Do you need more explanations ?
Using \( and \) allows sed to identify a group of characters and reuse them by \1 \2 \3 respecting the order.

 

[blarneyme]

If you have time, could you break down the one-liner by each command and how it works with the input.

Something like:
1h copies line A0 from pattern space to holding space
1H appends line A1 from the pattern space to the holding space
g copies line A 0 A 1 from holding space to pattern space replacing the current line
s/ what is the \n\2 ?

Also my A 0 A 1 must not be correct because your substitution has (.*)([A-Z])(.*)(.*) and I would have expected a ([A-Z])(.*)([A-Z])(.*) and I understand the newline, just would have expected it after the second pair of ()() not the third and still not understanding the \2 after the newline.

If you have time I'd appreciate your explanations!
Thanks!

 

[FlorianAwk]

Ok. The idea is to append the next line, for each cycle, into the holding space, deleting the already existing capital and adding commas

1h; When?

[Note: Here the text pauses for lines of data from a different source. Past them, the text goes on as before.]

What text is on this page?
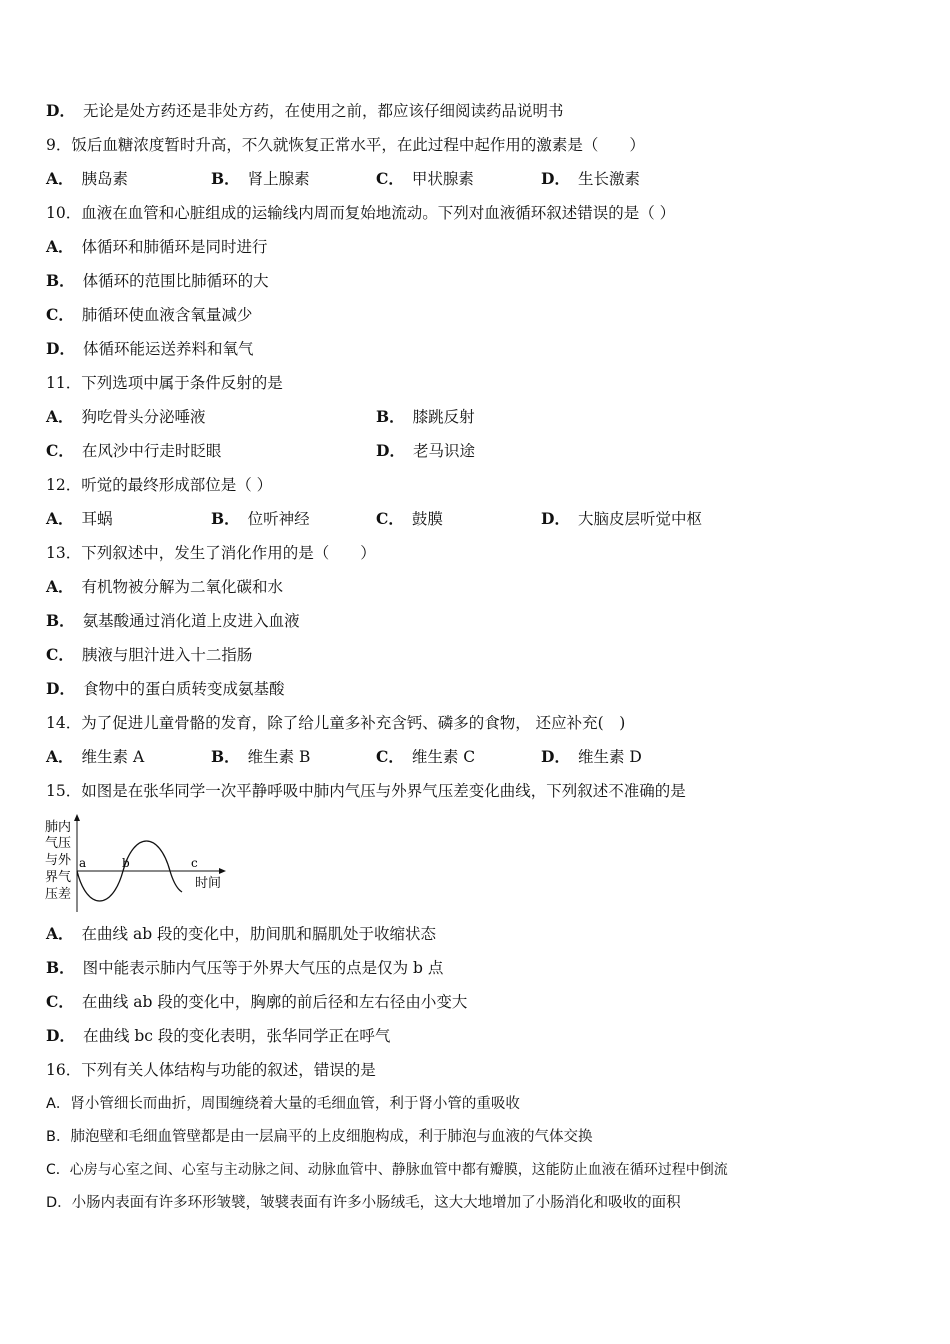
D． 无论是处方药还是非处方药，在使用之前，都应该仔细阅读药品说明书
9．饭后血糖浓度暂时升高，不久就恢复正常水平，在此过程中起作用的激素是（　　）
A． 胰岛素	B． 肾上腺素	C． 甲状腺素	D． 生长激素
10．血液在血管和心脏组成的运输线内周而复始地流动。下列对血液循环叙述错误的是（ ）
A． 体循环和肺循环是同时进行
B． 体循环的范围比肺循环的大
C． 肺循环使血液含氧量减少
D． 体循环能运送养料和氧气
11．下列选项中属于条件反射的是
A． 狗吃骨头分泌唾液	B． 膝跳反射
C． 在风沙中行走时眨眼	D． 老马识途
12．听觉的最终形成部位是（ ）
A． 耳蜗	B． 位听神经	C． 鼓膜	D． 大脑皮层听觉中枢
13．下列叙述中，发生了消化作用的是（　　）
A． 有机物被分解为二氧化碳和水
B． 氨基酸通过消化道上皮进入血液
C． 胰液与胆汁进入十二指肠
D． 食物中的蛋白质转变成氨基酸
14．为了促进儿童骨骼的发育，除了给儿童多补充含钙、磷多的食物， 还应补充(　)
A． 维生素 A	B． 维生素 B	C． 维生素 C	D． 维生素 D
15．如图是在张华同学一次平静呼吸中肺内气压与外界气压差变化曲线，下列叙述不准确的是
肺内
气压
与外
界气
压差
a	b	c
时间
A． 在曲线 ab 段的变化中，肋间肌和膈肌处于收缩状态
B． 图中能表示肺内气压等于外界大气压的点是仅为 b 点
C． 在曲线 ab 段的变化中，胸廓的前后径和左右径由小变大
D． 在曲线 bc 段的变化表明，张华同学正在呼气
16．下列有关人体结构与功能的叙述，错误的是
A．肾小管细长而曲折，周围缠绕着大量的毛细血管，利于肾小管的重吸收
B．肺泡壁和毛细血管壁都是由一层扁平的上皮细胞构成，利于肺泡与血液的气体交换
C．心房与心室之间、心室与主动脉之间、动脉血管中、静脉血管中都有瓣膜，这能防止血液在循环过程中倒流
D．小肠内表面有许多环形皱襞，皱襞表面有许多小肠绒毛，这大大地增加了小肠消化和吸收的面积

For the first line. What? Put working space into holding space
1!H; When? Always except the first line. What? Append working space into holding space. Why? To concatenate the new line to what we have already done.
g; When? Always. What? Put holding space into working space. Why? To work on it.
s/\(.*\)\([A-Z]\) \(.*\)\n\2 \(.*\)/\1\2 \3,\4/; substitution processing
h; When? Always. What? Put working space into holding space. Why? To prepare the next cycle.
$!d; When? Always except the last line. What? Clear working space. Why? Not to see result on screen. Remove it to see the evolution on screen.

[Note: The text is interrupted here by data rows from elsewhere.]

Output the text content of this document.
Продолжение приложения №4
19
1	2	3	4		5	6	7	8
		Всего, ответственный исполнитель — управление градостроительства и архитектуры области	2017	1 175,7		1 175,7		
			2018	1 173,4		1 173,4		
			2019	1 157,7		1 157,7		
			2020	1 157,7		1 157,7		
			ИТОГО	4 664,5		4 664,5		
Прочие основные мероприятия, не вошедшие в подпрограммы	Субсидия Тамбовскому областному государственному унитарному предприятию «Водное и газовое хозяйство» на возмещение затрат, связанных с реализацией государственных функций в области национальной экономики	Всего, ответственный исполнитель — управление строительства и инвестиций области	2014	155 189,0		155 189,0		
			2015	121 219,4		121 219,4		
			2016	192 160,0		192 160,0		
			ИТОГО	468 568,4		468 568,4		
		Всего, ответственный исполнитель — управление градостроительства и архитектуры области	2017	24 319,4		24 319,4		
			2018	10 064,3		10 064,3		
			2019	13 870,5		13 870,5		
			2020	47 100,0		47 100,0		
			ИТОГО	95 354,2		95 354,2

Let's examinate the substitution:

When?
s/blabla/bloblo/ the first time
s/blabla/bloblo/2 the two first time
s/blabla/bloblo/g always

. -> any character
.* -> 0 or more character(s)
.+ -> 1 or more character(s)
.? -> 0 or 1 character (not sure. Maybe .\? )
\n -> end of line. Putting a new line (by N, G or H) is the way to concatenate multilines. You can choose to substitute \n or not.
^ -> beginning of line
$ -> end of line in regular expressions (but last line in the sed adressing system. Don't be confused)

What is the first block? Anything. Surely, what we have already done.
What is the second block? A capital.
What is the third block? Anything. Surely the numbers, separated by commas
What is the fourth block? Anything. Surely the last new number
What is the first \2? The same capital. Why not [A-Z]? Because any pair of capitals matches. Not only a capital twice.

The subtitution seems to delete the \n. Why can we see few lines? Because when you change the capital, the pattern is not recognized and the substitution is not done.
If I write 's/\n/ /g', would it write everything on a single line? No. The working space has no \n but is considered as a line. Use H,G,N.


Let's examinate your code:

sed '/^$/!{ you said "If the line is not an empty line". Why not saying "If there is something": sed '/./{ ?
h Great to put into holding space. But if you never get the text back, it is useless.
N Remember that the cycle is accomplished for each line and then, a new cycle starts. Here, it will do what you want one line out of two. Because it has sent result to screen before a new N is executed.


Still any problem? ;-)

 

[blarneyme]

Thank you very much for your answer. It is very clear and very understandble.

 

[FlorianAwk]

More powerfull:

sed ':l N;s/\(.*\)\([A-Z]\) \(.*\)\n\2 \(.*\)/\1\2 \3,\4/;b l' test.txt

:l
It is a label. It could have been:
:yahoo

b l
It is an unconditionnal branching.
When does it stop? When 'N' has no line to provide.
If you used :yahoo, use:
b yahoo

Is there any conditionnal branching? Yes:
t yahoo
This command loops when the last substitution has matched

;-)

 

[blarneyme]

Very succinct indeed! Would you be willing to provide me with an example of using conditonal branching (t yahoo)?

Thanks!

 

[FlorianAwk]

#define VAR_3_SPACES    "   "
#define VAR_4_SPACES    "    "
#define VAR_5_SPACES    "     "

pdhfnvb
:kdfjvn:df
:kdjfvn:dkvn
:kdjfvn:

sed 's/"$/\n"/;:loop s/"\n/"/;s/ \n/\nQ/;t loop' qqq.txt

#define VAR_3_SPACES    "QQQ"
#define VAR_4_SPACES    "QQQQ"
#define VAR_5_SPACES    "QQQQQ"

pdhfnvb
:kdfjvn:df
:kdjfvn:dkvn
:kdjfvn:

The first substitution inits the process.
The second will match only at the end.
The third has to be repeated. Why? Because if a pattern is recognized once, sed won't work on it twice. => loop
There is no stopping command => conditional branching

 

[PHV]

FlorianAwk, your sed script posted 30 Mar 12 14:15 is valid only with GNU sed ...
Did you try it with a legacy *nix sed ?

 

[FlorianAwk]

No,I didn't.
But if you read the UNIX man pages,

http://unixhelp.ed.ac.uk/CGI/man-cgi?sed

you can find label, b and t. Everything should work. I wonder how you see the difference.

Does it work better with
\"
instead of
"
?

 

[PHV]

In legacy sed:
1) the : command is limited to a 8 length label and don't admit ; as a command delimiter (work around: replace ; with ^J)
2) \n in a pattern is considered as n (no workaround AFAIK)

Hope This Helps, PH.
FAQ219-2884
FAQ181-2886

 

[FlorianAwk]

Have you read the link I gave? You could read

REGULAR EXPRESSIONS 
(...)  The \n sequence in a regular expression matches the newline character, and similarly for \a, \t, and other sequences.

Can you give official origin of your information? Would you say UNIX man pages are bad?

Furthermore, in my script, \n could have been any character. It works.

 

[PHV]

Have you read the link I gave
Yes.
And a man page saying that a command admits long option (--anything) isn't a UNIX man man page but a GNU one.